Movie Review – Book Club

I thought this would be an inspiring movie about taking life by the balls (or in this case, the ovaries) in your golden years. The high-caliber cast of aging actresses is stellar; they did a fine job. I am  about 15-20 years younger than them, but feel like they have options I will never have. They are rich, live in their own lovely homes, have great careers, and enjoy close friendships with each other. They are basically Sex and the City: The Older Edition. It’s cute, it’s funny — and super depressing. I need to stick to Deadpool, Star Wars, and Avengers. Even the recent 50 Shades movie was better than this. This one….is simply full of unrealistic  mockery. It probably depends on what is happening in your life.

I personally feel cheated. In the ruins of my newly single life, I have no friends, live in a cinder-block closet in my mother’s basement, and have no future. I work out like a fiend, and look better than I did in my 20s. I have abs. And it doesn’t matter. The hoary, combed-over, wrinkled ex-husband featured in this film has a 25-year-old blonde hot bimbo for a new wife. So, what chance do I have? Do I have to find old men who think I am the young hot chick?

No, thank you.

Back to the movie. There are a lot of laughs. The entire room, playing up against Marvel’s ‘juggernaut’ Deadpool2 (that’s an in-joke, sorry), was PACKED. Mature ladies, elderly women, old couples, and the occasional young 50 Shades fan took up every single seat. That was unexpected. And the laughs were raucously loud for the first third of the film. I laughed with them too.

And suddenly, reality set in. Things stopped being fun. These four leading ladies looked amazing; they were also rich, and high-powered. (For example, one was a judge. One owned hotels. These were not normal women – they were senior superheroes.) The characters were NOT RELATABLE. A discontent seemed to seep into the entire theater: these women were not us. And the characters were lucky in a way that wasn’t aspirational.

Well, the actresses clearly enjoyed themselves. Good on them. But did the viewers walk out (and use walkers out, in many, many cases) feeling happy? I looked closely at the audience during the credits. And I have to say no: the older people seemed downcast.
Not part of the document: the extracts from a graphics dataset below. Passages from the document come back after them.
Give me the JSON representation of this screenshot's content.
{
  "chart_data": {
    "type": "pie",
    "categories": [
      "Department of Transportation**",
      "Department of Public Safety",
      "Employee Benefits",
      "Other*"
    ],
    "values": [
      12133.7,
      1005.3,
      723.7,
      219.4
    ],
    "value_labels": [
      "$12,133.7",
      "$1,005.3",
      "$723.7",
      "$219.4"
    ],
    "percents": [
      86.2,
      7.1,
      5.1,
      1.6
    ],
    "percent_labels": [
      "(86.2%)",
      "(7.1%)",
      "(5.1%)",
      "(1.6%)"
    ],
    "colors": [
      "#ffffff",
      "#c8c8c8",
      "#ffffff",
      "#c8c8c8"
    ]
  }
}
I myself was full of despair. These characters were clearly lucky. They didn’t work at bettering their lives. Book Club didn’t  encourage the audience to make changes in themselves, or even in their vaginas. One character bumped into an old beau. One character tripped over a hot younger pilot  (she fell into his lap <—– I need to learn this trick). And so on. Luck. Yeah.

So, how to grade this? I’d call it misleading advertising. I expected their book club to inspire changes we could all learn from and emulate. Instead, poor little rich-girl hottie (probably starving herself to keep her shape) Jane Fonda fears “real” love. Adorable Diane Keaton finds a sexy younger millionaire via a stereotypical meet-cute moment. What the heck IS THIS? I don’t eat either, to look good. But where are the men?
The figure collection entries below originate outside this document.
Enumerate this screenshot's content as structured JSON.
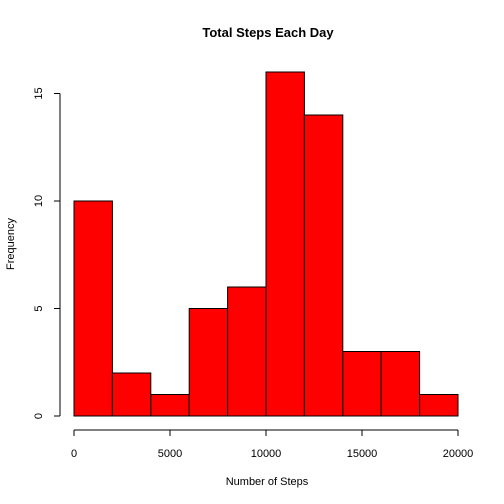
{
  "chart_data": {
    "type": "bar",
    "subtype": "histogram",
    "title": "Total Steps Each Day",
    "xlabel": "Number of Steps",
    "ylabel": "Frequency",
    "bin_edges": [
      0,
      2000,
      4000,
      6000,
      8000,
      10000,
      12000,
      14000,
      16000,
      18000,
      20000
    ],
    "values": [
      10,
      2,
      1,
      5,
      6,
      16,
      14,
      3,
      3,
      1
    ],
    "xlim": [
      0,
      20000
    ],
    "ylim": [
      0,
      16
    ],
    "xticks": [
      0,
      5000,
      10000,
      15000,
      20000
    ],
    "xtick_labels": [
      "0",
      "5000",
      "10000",
      "15000",
      "20000"
    ],
    "yticks": [
      0,
      5,
      10,
      15
    ],
    "ytick_labels": [
      "0",
      "5",
      "10",
      "15"
    ],
    "grid": false,
    "legend": "none",
    "colors": {
      "bar_fill": "#ff0000",
      "bar_stroke": "#000000"
    }
  }
}
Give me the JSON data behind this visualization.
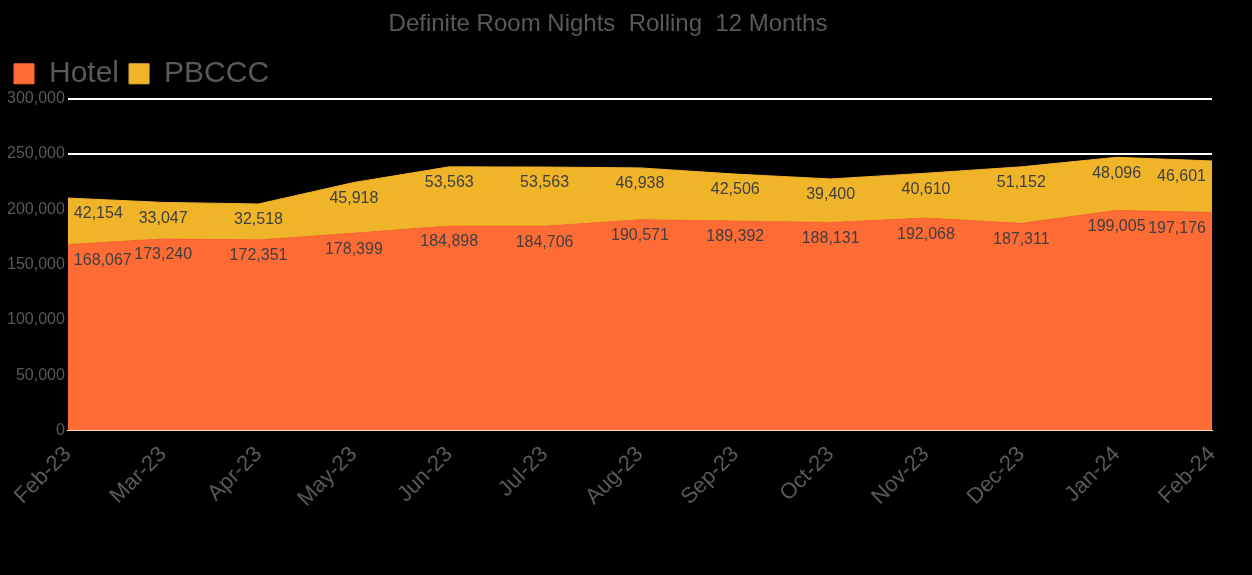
{
  "chart_data": {
    "type": "area",
    "title": "Definite Room Nights  Rolling  12 Months",
    "stacked": true,
    "categories": [
      "Feb-23",
      "Mar-23",
      "Apr-23",
      "May-23",
      "Jun-23",
      "Jul-23",
      "Aug-23",
      "Sep-23",
      "Oct-23",
      "Nov-23",
      "Dec-23",
      "Jan-24",
      "Feb-24"
    ],
    "series": [
      {
        "name": "Hotel",
        "color": "#ff6b35",
        "values": [
          168067,
          173240,
          172351,
          178399,
          184898,
          184706,
          190571,
          189392,
          188131,
          192068,
          187311,
          199005,
          197176
        ],
        "value_labels": [
          "168,067",
          "173,240",
          "172,351",
          "178,399",
          "184,898",
          "184,706",
          "190,571",
          "189,392",
          "188,131",
          "192,068",
          "187,311",
          "199,005",
          "197,176"
        ]
      },
      {
        "name": "PBCCC",
        "color": "#f0b429",
        "values": [
          42154,
          33047,
          32518,
          45918,
          53563,
          53563,
          46938,
          42506,
          39400,
          40610,
          51152,
          48096,
          46601
        ],
        "value_labels": [
          "42,154",
          "33,047",
          "32,518",
          "45,918",
          "53,563",
          "53,563",
          "46,938",
          "42,506",
          "39,400",
          "40,610",
          "51,152",
          "48,096",
          "46,601"
        ]
      }
    ],
    "ylim": [
      0,
      300000
    ],
    "yticks": [
      {
        "value": 0,
        "label": "0"
      },
      {
        "value": 50000,
        "label": "50,000"
      },
      {
        "value": 100000,
        "label": "100,000"
      },
      {
        "value": 150000,
        "label": "150,000"
      },
      {
        "value": 200000,
        "label": "200,000"
      },
      {
        "value": 250000,
        "label": "250,000"
      },
      {
        "value": 300000,
        "label": "300,000"
      }
    ],
    "grid": "y",
    "legend": "top"
  }
}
Well then. I suppose I’m getting too critical. I just wanted to laugh and let go of grief and regret for a couple of hours. Not happening in this film — things hit too close to home. I will say this:  if you have a really tight group of girlfriends who support you emotionally, and ply you with wine at the drop of a hat, a la Sex and the City (and yes, Book Club), hold onto them like the gold they are.

I feel like crying. Count me out.

Grade: C

Related: Keaton Kisses Kimmel, Talks Sex

Jill Florio

Co-Creator of RunPee, Content Director, and Managing Officer. RunPee Jilly likes sci fi movies, fantasy films, action thrillers, chick flicks, and zany comedies…and possesses an inspiringly small bladder.
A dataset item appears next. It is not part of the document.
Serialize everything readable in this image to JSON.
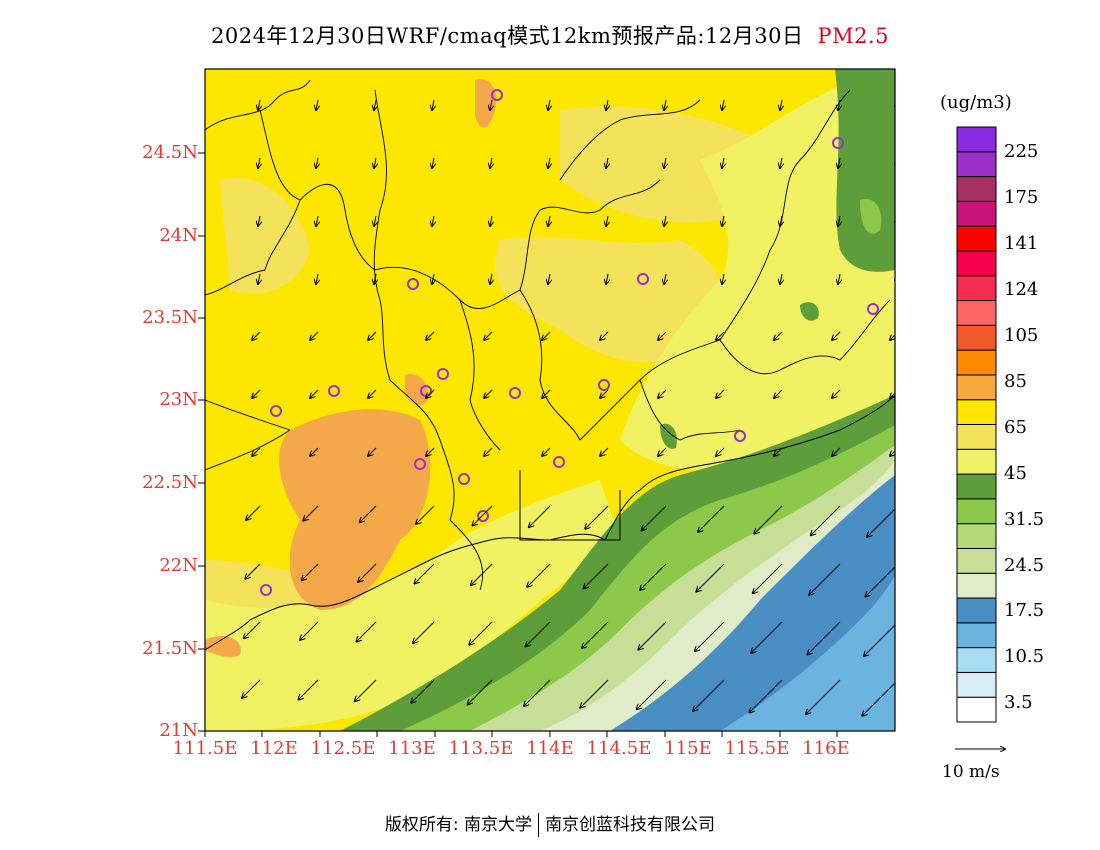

4 Replies to “Movie Review – Book Club”

  1. I liked the movie. I was surprised at a nearly packed theater on a big Marvel movie weekend. Lots of us older ladies laughing. I took the message from the movie that even the rich and professionally successful have unhappy and lonely parts of their lives. I am not rich and also alone in my life. I left the theater grateful for my happy not rich life but also content with my alone life.

    1. Debra, that is a nice sentiment and a good way to look at it. Personally, I want my own meet-cute moment. And I feel left out in every way. I wouldn’t recommend this film to people who are lonely and feel trapped in their lives, since it doesn’t seem to offer any suggestions beyond joining online dating services. Or maybe to joining a ladies book club. IDK. This movie ruined my entire day and I’m still mad about it.

      Have you watched Grace and Frankie? It deals with similar themes (and Jane Fonda), yet manages to not make the viewer feel so lost. You can stream it on Netflix.

      As always, I love your insightful comments!

  2. I love the Netflix series Grace and Frankie. Two older and eccentric woman who manage to develop companionship. Each of them find and begin to enjoy a new life after long marriages. There are a few of us that dont require companionship. I wrote a paper in college about personalities. I wrote I am my own best friend. I never feel lonely. I can go to concerts and shows alone. I can go for drives and enjoy a walk without feeling I need to have a companion. Yes, I had a 39 year marriage, now widowed and wonderful adult children with families. Please dont be miserable. There are lots of happy and alone people who would laugh at the many funny parts of this movie.

  3. I had a hard time with Grace and Frankie in their first half of their first season. Again, it just hurt too much. It got better when the show got weirder. So I do enjoy that.

    I prefer being taken to far away futures, lands with dinosaurs or superheroes, going to Hogwarts, flying around in spaceships, fighting monsters…I do try to avoid dramas. I’m way too lonely to be subjected to women with actual friends or relationships.